Bir kişi kalkıp sordu: “Eğer mazlum ise yardım edelim eğer zalim ise nice yardım edelim?”
Resulullah buyurdu: “ Zulmünden men eyleyin o ona yardımcıdır.”
“Kim ki yoksul olsa halka bildirse yani halktan nesne dilese ve umsa hiç yoksulluğu gitmeye. Amma yoksulluğunu Tanrı’ya bildirse Tanrı’dan nesne dilese ya dilediği zaman verir ya biraz sonra verir.”
Her kim asi olsa tamuya girecektir; eğer Kureyş aslından ve Muhammed neslinden padişah dahi olsa. Her kim de Tanrı’ya muti olsa uçmağa girecektir; eğer Habeş’ten gelmiş kul ise de.
Firavun dedi: “Acaba ikimizden bisaadet Kimse var mıdır? “Şeytan dedi: “vardır. “Firavun sordu: “kimdir? “Şeytan dedi: “ Falan yerde bir salih kişi vardır.
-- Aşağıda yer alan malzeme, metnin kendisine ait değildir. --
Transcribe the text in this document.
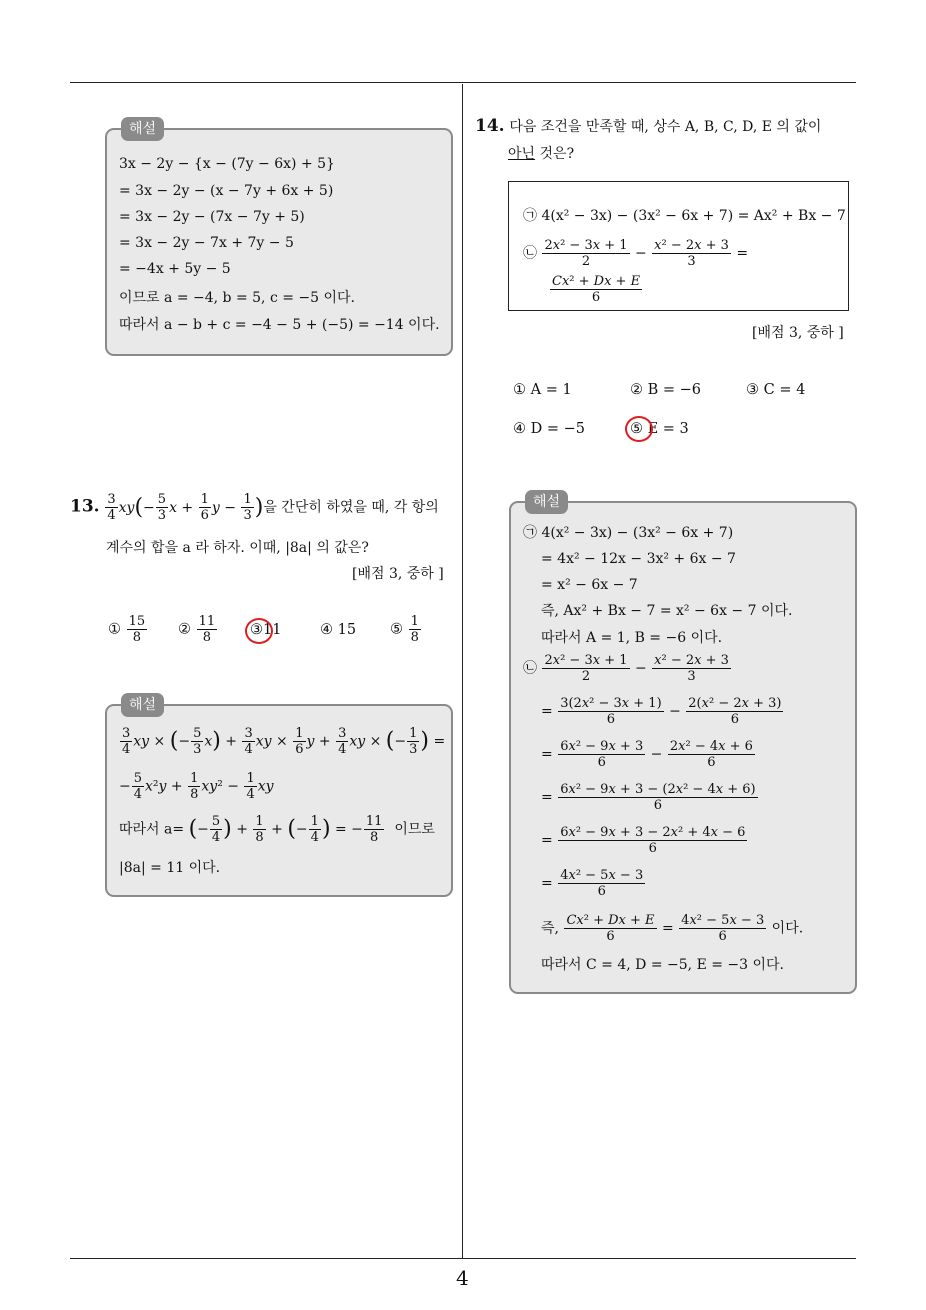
4
해설
3x − 2y − {x − (7y − 6x) + 5}
= 3x − 2y − (x − 7y + 6x + 5)
= 3x − 2y − (7x − 7y + 5)
= 3x − 2y − 7x + 7y − 5
= −4x + 5y − 5
이므로 a = −4, b = 5, c = −5 이다.
따라서 a − b + c = −4 − 5 + (−5) = −14 이다.
13. $\frac{3}{4} xy(- \frac{5}{3}$ $x + \frac{1}{6}$ $y - \frac{1}{3}$ )을 간단히 하였을 때, 각 항의
계수의 합을 a 라 하자. 이때, |8a| 의 값은?
[배점 3, 중하 ]
① $\frac{15}{8}$ ② $\frac{11}{8}$ ③11	④ 15 ⑤ $\frac{1}{8}$
해설
$\frac{3}{4}$ xy × (− $\frac{5}{3} x) + \frac{3}{4}$ xy × $\frac{1}{6}$ $y + \frac{3}{4}$ xy × (− $\frac{1}{3}$ ) =
− $\frac{5}{4} x^2y + \frac{1}{8} xy^2 - \frac{1}{4}$ xy
따라서 a= (− $\frac{5}{4}$ ) + $\frac{1}{8}$ + (− $\frac{1}{4}$ ) = − $\frac{11}{8}$ 이므로
|8a| = 11 이다.
14. 다음 조건을 만족할 때, 상수 A, B, C, D, E 의 값이
아닌 것은?
㉠ 4(x² − 3x) − (3x² − 6x + 7) = Ax² + Bx − 7
㉡ $\frac{\text{2x² − 3x + 1}}{2} - \frac{\text{x² − 2x + 3}}{3}$ =
$\frac{\text{Cx² + Dx + E}}{6}$
[배점 3, 중하 ]
① A = 1	② B = −6	③ C = 4
④ D = −5	⑤ E = 3
해설
㉠ 4(x² − 3x) − (3x² − 6x + 7)
= 4x² − 12x − 3x² + 6x − 7
= x² − 6x − 7
즉, Ax² + Bx − 7 = x² − 6x − 7 이다.
따라서 A = 1, B = −6 이다.
㉡ $\frac{\text{2x² − 3x + 1}}{2} - \frac{\text{x² − 2x + 3}}{3}$
= $\frac{\text{3(2x² − 3x + 1)}}{6} - \frac{\text{2(x² − 2x + 3)}}{6}$
= $\frac{\text{6x² − 9x + 3}}{6} - \frac{\text{2x² − 4x + 6}}{6}$
= $\frac{\text{6x² − 9x + 3 − (2x² − 4x + 6)}}{6}$
= $\frac{\text{6x² − 9x + 3 − 2x² + 4x − 6}}{6}$
= $\frac{\text{4x² − 5x − 3}}{6}$
즉, $\frac{\text{Cx² + Dx + E}}{6} = \frac{\text{4x² − 5x − 3}}{6}$ 이다.
따라서 C = 4, D = −5, E = −3 이다.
Dünyalıkta bir ineği vardır. O ineğin sütünü sağar, yarısını kendine nafaka edinir, yarısını bir fakir komşusu vardır ona verir. Böyle iken fakir komşu daima haset eder; “ Ah, yani niye helak olsa!” Diye hacet diler kendinin ineği olmadığını için. O senden ve benden daha bedbaht bisaadettir.”
“Tamu gibi hiç acayip nesne görmedim ki tamudan kaçarız diyen kişiler nice uyuyabilir! Cennet gibi acayip görklü makam görmedim ki uçmak isteriz ve severiz diyenler nice uyurlar!”